As we drove off in our liaison’s Hyundai, tears began to show from behind my aviator sunglasses. “This is going to be the hardest year ever,” were the only words I could get out of my mouth; and my teammates agreed.

 

We had just spent the day leading a vocational bible school session in Ngurte, a very small, rural village in Manipur, India. It was a bumpy 45-minute ride on pothole-covered dirt roads along the edge of the mountains to get to the 40 waiting children. We walked into the small, bare village church and that’s when I saw her. Her name is Sarah, and that was the moment she stole my heart.

 

Sarah was wearing a brown sweatshirt and blue corduroys that were too big for her and kept slipping down. Her smile was the biggest little smile I had ever seen. She is such a joy filled three years old. As the children practiced their Bible song for competition, she lite up the front row right by me. (In India, children in the church learn a song and memorize a Bible verse in unison to be used at a competition each year.) God put her on my heart more with each giggle and smile. My team led games, acted out a Bible story, drew pictures and taught the children fun songs.

 

We spent the day laughing, loving, and learning. It was filled with awkward moments and smiles. I cannot fully express in words everything that happened that day; so many emotions were felt and so many activities were done. But when it came time to say goodbye it was heartbreaking.

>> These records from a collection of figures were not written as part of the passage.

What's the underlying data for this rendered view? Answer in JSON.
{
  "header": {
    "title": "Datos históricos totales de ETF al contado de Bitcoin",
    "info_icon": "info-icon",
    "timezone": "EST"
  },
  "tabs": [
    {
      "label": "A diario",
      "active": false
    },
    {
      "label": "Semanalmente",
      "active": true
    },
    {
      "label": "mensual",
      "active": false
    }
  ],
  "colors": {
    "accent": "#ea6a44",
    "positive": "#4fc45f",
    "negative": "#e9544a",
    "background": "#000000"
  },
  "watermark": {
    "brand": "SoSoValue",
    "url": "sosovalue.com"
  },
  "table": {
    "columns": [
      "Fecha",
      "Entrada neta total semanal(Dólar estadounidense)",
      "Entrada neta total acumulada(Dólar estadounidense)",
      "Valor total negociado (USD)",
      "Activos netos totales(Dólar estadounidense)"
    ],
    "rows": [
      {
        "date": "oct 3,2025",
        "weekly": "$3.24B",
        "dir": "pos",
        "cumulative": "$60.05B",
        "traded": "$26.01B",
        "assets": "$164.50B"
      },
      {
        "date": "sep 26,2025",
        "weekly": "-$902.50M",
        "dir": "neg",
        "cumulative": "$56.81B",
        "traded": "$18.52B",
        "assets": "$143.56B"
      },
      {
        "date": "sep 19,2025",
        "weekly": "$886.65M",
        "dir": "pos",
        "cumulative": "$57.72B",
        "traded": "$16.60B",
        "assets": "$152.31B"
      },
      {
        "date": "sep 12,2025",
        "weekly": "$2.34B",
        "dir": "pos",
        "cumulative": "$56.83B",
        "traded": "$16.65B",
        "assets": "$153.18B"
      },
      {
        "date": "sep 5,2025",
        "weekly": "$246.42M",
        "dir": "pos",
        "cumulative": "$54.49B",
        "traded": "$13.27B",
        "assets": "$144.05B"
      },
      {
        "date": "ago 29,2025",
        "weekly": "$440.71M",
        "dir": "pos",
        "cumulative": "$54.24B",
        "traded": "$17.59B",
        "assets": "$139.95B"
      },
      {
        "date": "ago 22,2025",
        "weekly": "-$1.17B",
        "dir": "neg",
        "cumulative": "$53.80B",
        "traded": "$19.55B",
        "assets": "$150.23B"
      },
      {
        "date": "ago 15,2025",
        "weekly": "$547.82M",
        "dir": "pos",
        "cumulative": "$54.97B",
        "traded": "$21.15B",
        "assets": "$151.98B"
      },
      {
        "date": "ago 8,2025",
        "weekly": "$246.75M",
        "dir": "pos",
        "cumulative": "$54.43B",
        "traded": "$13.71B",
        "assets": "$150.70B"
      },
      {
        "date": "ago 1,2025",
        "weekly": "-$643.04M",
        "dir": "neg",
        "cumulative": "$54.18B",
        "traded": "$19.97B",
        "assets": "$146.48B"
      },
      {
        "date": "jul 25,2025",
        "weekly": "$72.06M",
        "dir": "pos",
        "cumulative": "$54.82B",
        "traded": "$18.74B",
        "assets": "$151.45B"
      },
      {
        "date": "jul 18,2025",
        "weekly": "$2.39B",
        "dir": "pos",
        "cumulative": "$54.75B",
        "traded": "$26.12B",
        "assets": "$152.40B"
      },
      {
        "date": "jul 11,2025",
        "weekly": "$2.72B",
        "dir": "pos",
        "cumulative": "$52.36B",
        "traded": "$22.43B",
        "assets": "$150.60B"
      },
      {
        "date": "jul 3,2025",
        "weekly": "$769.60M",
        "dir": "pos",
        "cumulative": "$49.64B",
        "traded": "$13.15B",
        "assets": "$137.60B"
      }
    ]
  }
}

Both sides had opened our hearts up so that we could have the most enjoyable day. Both sides had made connections with each other. Both sides were now feeling the inevitable parting. As we were walking to our vehicle Sarah ran up besides me, grabbed my hand, and escorted me to my final destination. She raised her arms up to me to signal that she wanted me to lift her up again. As I picked her up off the ground, I whispered, “last time,” in her ear. We gave each other the tightest hug we could, filled of love and happiness. I then set her down, we got into our vehicle, and drove off. The children ran along the sides of the road waving and yelling “goodbye!” And that’s when the realization came about what this year will be.

 

This year is going to be one of the hardest years of my life. It is going to mold and shape me in ways I have never even imagined for myself. It is going to give me a future that I could never have even dreamed for myself. It is going to bring forgiveness, peace, and hope. I am going to find who I truly am thru knowing people like Sarah. Sarah, who softened my heart and showed it love. This year, God is going to show me what love actually is.